Failure to demonstrate a humane approach to these challenges will undermine the administration's campaign to rebuild values-based U.S. leadership and lay waste to a critical opportunity to renew global humanitarian leadership and halt the global retreat from humanitarian obligations. Failure to demonstrate competence will also undermine long-term immigration and humanitarian agendas, including a means to provide status and security to the 11 million undocumented immigrants living, working, paying taxes, and contributing to American communities and the restoration of the U.S.'s legacy as a place of refuge from those fleeing violence and persecution.

The U.S. is the greatest superpower in the world. It has the resources and technical expertise to provide refuge for the most vulnerable. Countries with far fewer resources are hosting far more refugees and asylum seekers, from Colombia to Uganda to Bangladesh. Germany alone received roughly half of the 3.1 million asylum applications submitted in the European Union between 2015 and 2017, yet it had only about 68,000 pending asylum cases at the end of that period.

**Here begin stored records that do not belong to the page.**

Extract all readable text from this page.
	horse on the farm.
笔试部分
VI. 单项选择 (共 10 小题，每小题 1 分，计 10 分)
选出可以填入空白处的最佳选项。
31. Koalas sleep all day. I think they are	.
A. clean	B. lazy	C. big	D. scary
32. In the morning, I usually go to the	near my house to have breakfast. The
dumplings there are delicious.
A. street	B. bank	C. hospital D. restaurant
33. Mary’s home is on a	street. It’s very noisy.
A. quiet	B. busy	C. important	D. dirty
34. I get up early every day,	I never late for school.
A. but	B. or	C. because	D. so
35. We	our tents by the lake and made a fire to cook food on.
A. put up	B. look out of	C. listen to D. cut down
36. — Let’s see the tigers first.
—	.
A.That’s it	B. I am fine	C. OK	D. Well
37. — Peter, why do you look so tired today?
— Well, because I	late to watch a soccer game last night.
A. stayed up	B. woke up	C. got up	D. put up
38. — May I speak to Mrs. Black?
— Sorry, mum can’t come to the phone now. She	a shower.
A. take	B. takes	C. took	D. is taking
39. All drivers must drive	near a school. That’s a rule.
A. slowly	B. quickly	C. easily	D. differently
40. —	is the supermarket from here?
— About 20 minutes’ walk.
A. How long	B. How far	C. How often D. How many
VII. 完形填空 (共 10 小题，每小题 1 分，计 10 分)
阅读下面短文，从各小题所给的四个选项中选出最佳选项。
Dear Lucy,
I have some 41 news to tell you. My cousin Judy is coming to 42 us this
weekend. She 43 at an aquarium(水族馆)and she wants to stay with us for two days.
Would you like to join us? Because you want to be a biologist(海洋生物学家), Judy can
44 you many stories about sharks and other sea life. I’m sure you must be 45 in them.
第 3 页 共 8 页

In surging resources to its asylum system, Germany turned a massive humanitarian crisis into an opportunity to save hundreds of thousands of lives and build a competent, expeditious, and credible asylum system in the process. Through the IRC's work supporting German organizations delivering education, employment, and psychosocial services to refugees, the IRC has also witnessed the country's success in ramping up long-term support to usher the successful integration of newcomers in their new communities.

A competent and protection-forward asylum system is a matter of political will and policy. If the Biden administration gets it right, the U.S. will be a beacon of hope and can credibly urge the international community to step up and share responsibility worldwide. If not, the consequences will be measured in lives lost and in regional and political instability.